LCDHost Alpha 29

Whats new in LCDHost 0.0.29:

  • Fixed degree symbols
  • Set Eos layout default application to HWiNFO

Note that monitoring needs to be customized per-machine, but the installed default layouts are read-only.
You’ll need to make a copy of the layouts/g19-eos directory and modify that. And keep backups of your layouts,
preferably outside of the LCDHost installation folder. I’m going to start having the default Eos layout customized for
my own machine simply so I can more easily spot things like that degree symbol bug.

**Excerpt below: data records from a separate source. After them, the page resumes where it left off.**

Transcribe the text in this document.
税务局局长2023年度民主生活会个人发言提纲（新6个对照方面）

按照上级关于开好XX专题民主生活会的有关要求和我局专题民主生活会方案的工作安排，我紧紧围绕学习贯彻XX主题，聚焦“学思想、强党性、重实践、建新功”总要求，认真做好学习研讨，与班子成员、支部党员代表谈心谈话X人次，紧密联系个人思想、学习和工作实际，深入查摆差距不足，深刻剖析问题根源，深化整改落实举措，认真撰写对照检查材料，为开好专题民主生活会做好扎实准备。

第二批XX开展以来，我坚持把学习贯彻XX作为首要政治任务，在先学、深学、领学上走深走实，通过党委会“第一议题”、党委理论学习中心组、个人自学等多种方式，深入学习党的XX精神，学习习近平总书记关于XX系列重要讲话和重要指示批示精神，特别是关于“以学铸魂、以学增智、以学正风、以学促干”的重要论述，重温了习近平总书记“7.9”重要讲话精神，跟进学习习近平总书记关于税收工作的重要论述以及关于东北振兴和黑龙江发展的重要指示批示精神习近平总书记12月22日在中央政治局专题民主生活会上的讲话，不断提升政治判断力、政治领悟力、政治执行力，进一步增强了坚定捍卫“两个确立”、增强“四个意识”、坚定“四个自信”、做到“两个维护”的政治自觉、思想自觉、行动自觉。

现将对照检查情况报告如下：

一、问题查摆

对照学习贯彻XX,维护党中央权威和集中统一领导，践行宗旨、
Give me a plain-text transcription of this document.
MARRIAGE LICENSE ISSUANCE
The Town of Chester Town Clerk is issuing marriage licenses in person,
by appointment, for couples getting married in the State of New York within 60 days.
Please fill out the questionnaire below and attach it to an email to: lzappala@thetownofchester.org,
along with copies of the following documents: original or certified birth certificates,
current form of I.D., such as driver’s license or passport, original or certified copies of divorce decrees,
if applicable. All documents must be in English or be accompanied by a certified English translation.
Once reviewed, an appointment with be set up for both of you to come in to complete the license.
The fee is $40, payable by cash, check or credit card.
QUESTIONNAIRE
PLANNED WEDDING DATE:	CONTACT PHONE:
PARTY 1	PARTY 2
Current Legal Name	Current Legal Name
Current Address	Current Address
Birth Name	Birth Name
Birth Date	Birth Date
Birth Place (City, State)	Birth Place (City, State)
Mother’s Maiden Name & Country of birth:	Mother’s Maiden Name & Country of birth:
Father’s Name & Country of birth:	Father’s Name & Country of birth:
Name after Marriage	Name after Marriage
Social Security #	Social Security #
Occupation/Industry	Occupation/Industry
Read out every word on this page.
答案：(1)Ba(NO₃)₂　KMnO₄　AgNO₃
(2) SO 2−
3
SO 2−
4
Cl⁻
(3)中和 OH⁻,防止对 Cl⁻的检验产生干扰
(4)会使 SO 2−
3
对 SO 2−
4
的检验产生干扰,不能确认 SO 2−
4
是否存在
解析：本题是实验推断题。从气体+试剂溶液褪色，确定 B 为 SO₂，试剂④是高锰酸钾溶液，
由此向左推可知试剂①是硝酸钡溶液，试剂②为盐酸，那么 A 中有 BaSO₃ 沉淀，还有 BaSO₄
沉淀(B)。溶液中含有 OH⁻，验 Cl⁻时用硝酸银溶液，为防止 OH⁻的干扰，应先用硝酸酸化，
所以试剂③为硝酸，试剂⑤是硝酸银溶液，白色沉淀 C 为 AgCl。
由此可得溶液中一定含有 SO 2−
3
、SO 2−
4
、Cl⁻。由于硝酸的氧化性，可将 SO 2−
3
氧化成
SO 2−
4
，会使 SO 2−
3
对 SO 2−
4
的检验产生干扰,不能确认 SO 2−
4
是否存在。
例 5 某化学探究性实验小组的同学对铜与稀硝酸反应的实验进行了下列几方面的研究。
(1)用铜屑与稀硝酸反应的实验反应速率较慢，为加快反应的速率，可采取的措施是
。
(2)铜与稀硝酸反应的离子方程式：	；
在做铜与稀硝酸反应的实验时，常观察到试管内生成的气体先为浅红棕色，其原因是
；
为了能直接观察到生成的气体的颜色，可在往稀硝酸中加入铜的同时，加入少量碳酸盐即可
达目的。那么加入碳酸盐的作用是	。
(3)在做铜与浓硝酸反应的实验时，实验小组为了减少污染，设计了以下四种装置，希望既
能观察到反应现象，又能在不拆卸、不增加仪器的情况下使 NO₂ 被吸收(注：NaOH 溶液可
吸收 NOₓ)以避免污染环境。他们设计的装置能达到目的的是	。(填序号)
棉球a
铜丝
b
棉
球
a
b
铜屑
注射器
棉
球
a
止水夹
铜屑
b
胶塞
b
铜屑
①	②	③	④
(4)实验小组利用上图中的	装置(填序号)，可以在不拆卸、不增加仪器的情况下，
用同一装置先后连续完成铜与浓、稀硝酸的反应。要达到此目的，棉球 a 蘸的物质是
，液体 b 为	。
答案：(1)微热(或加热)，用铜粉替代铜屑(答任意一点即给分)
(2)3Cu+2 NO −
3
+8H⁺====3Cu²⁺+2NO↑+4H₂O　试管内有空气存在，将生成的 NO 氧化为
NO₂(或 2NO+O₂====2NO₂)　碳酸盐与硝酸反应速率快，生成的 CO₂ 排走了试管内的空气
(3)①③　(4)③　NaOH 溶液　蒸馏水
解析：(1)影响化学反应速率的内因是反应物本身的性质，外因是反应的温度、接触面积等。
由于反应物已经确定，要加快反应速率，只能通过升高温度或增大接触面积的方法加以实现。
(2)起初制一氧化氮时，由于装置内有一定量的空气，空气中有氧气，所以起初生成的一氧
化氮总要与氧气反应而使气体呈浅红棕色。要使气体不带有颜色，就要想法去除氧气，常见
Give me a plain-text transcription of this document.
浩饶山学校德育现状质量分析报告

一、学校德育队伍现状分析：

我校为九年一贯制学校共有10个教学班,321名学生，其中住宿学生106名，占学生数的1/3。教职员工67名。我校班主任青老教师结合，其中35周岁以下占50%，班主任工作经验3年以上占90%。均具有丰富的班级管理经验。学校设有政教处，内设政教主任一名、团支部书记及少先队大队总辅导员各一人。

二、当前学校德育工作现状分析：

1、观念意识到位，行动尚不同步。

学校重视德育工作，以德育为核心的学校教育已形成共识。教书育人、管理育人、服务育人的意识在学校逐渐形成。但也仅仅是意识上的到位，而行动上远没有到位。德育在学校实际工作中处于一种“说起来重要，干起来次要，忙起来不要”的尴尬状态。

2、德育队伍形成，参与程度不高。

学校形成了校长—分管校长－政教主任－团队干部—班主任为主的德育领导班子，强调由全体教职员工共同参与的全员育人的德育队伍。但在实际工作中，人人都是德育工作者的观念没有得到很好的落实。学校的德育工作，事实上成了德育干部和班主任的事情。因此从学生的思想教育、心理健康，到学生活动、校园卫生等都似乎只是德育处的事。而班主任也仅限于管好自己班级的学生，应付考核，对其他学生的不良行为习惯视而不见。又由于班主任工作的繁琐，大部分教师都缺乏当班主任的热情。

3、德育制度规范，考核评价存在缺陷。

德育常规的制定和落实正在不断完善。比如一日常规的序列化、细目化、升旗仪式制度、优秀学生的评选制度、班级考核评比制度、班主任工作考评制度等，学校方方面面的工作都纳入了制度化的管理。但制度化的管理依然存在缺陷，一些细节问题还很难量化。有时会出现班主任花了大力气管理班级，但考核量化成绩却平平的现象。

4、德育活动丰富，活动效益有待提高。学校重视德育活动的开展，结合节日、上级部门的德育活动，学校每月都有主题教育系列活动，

I’m having problems reproducing the data linking failure from the “Extended Function Area/Output” in Eos.
If you can get it to happen, please let me know how. Also, if you used to see that bug and it’s now
gone, let me know that too.

LCDHost Alpha 28

Whats new in LCDHost 0.0.28:

  • Fixed –hidden startup bug
  • Fixed network bandwidth measurements
  • Include LH_DriveStats on Windows
  • Installer tries to clean out old .DLLs
  • Installer includes MS Visual C++ 10 runtimes

Remember to take a backup of your layouts before updating. The Windows installer for A28 tries to remove all old DLL’s and binaries from the LCDHost install directory – hopefully this will help people still stuck on A25.

LCDHost Alpha 27

Whats new in LCDHost 0.0.27:

  • Data linking bug fixed
  • Updated Qt to 5.0.2
  • Windows version now compiled with MSVC
  • Replaced libusb with libusbx
  • Fixed hidapi handle leak on Windows
  • Added standard layouts to google code repository
  • …and lots of bug fixes in general

The autoupdater will get it for you, or download it from the LCDHost homepage.

Qt 5 isn’t binary compatible with Qt 4, so it’s essential that A26 is completely uninstalled.
Take a backup of your layouts directory, uninstall, remove any remaining traces of A26 and install A27.
You will need the Visual C++ 2010 runtime installed (MSVCR100.DLL).
If alpha 27 doesn’t work for you, old versions of LCDHost are still available:

LCDHost Alpha 26

What’s new in LCDHost 0.0.26:

  • First Linux release (Ubuntu 12.10 64-bit, Qt 4.8.3)
  • Update to Qt 4.8.4 on Windows and OS/X
  • Update to openssl-0.9.8x
  • New centralized logger
  • Increase rate limit trigger to help LH_Monitoring
  • Exits on window close if no systray available
  • Distribute HID api as shared library to avoid resource contention
  • Lots of HID testing and workarounds for OS/X Mountain Lion
  • Support G13/G15/G19 output on Linux
  • Removed LH_Lua as it’s broken beyond repair
  • Fix week number formatting
  • Lots of fixes to allow compiling with msvs2010
  • Lots of fixes to be compatible with Qt5

The autoupdater will get it for you, or download it from the LCDHost homepage.

I’ll add a download link for the Linux version to the homepage ASAP. Please read the enclosed README.linux and if you find it confusing, please ask your local Linux guru for help rather than me.

The joys of programming

And six months later down the road, what has all my furious tapping at keyboards got me? I’ll get to that in a sec. First I want to tell you about my unhealthy desire to code things as good as I can – and even worse, re-invent other peoples wheels if I don’t think they’re round enough.

It always starts out reasonably enough. LCDHost needs some kind of repository to maintain metadata about itself, plugins, layouts, et cetera. Which in turns affects the software packaging. Which means I need to address security issues, both in the packaging and repositories. Ok, so far, not so bad. Except every wheel I look at has the wrong kind of spokes, or is too big, or not wide enough.

Then the insanity starts. You see, to have any sort of security, you have to design with it in mind from the start – and not many products are. Also if you want performance – design for it. As opposed to coding for it – that’s called optimization and is nowadays usually a waste of time. And above all else, stability and reliability.

I find plenty of solutions that are good enough. But my ego (he’s the giggling imp on my back, the one with red eyes rolling in random directions) won’t let me use them if I think I can do it substantially better. Which means I…

  • Learn to use Python since awk doesn’t cut it and Perl is not my style.
  • Hack up lbssh to let me launch my local editor to edit server-side docs (no more nano).
  • Got fed up with Pythons argparse and write my own self-documenting CLI package.
  • Write another chroot maintenance tool as I find existing ones lacking.
  • Learn the details of a lot of boring stuff, like upstart and IPv6 and what the blërgh else.
  • Evaluate existing PHP frameworks, contribute some bug fixes to them, and then start on my own. Of course.

I’m quite sure I left out more than half in that list, but it gives you the general idea. These tendencies of mine are good for software quality, but a supermassive black hole to time management. I hope to be recovering from obsessive recursive dependency coding soon.

Thank [this space intentionally left blank] for that.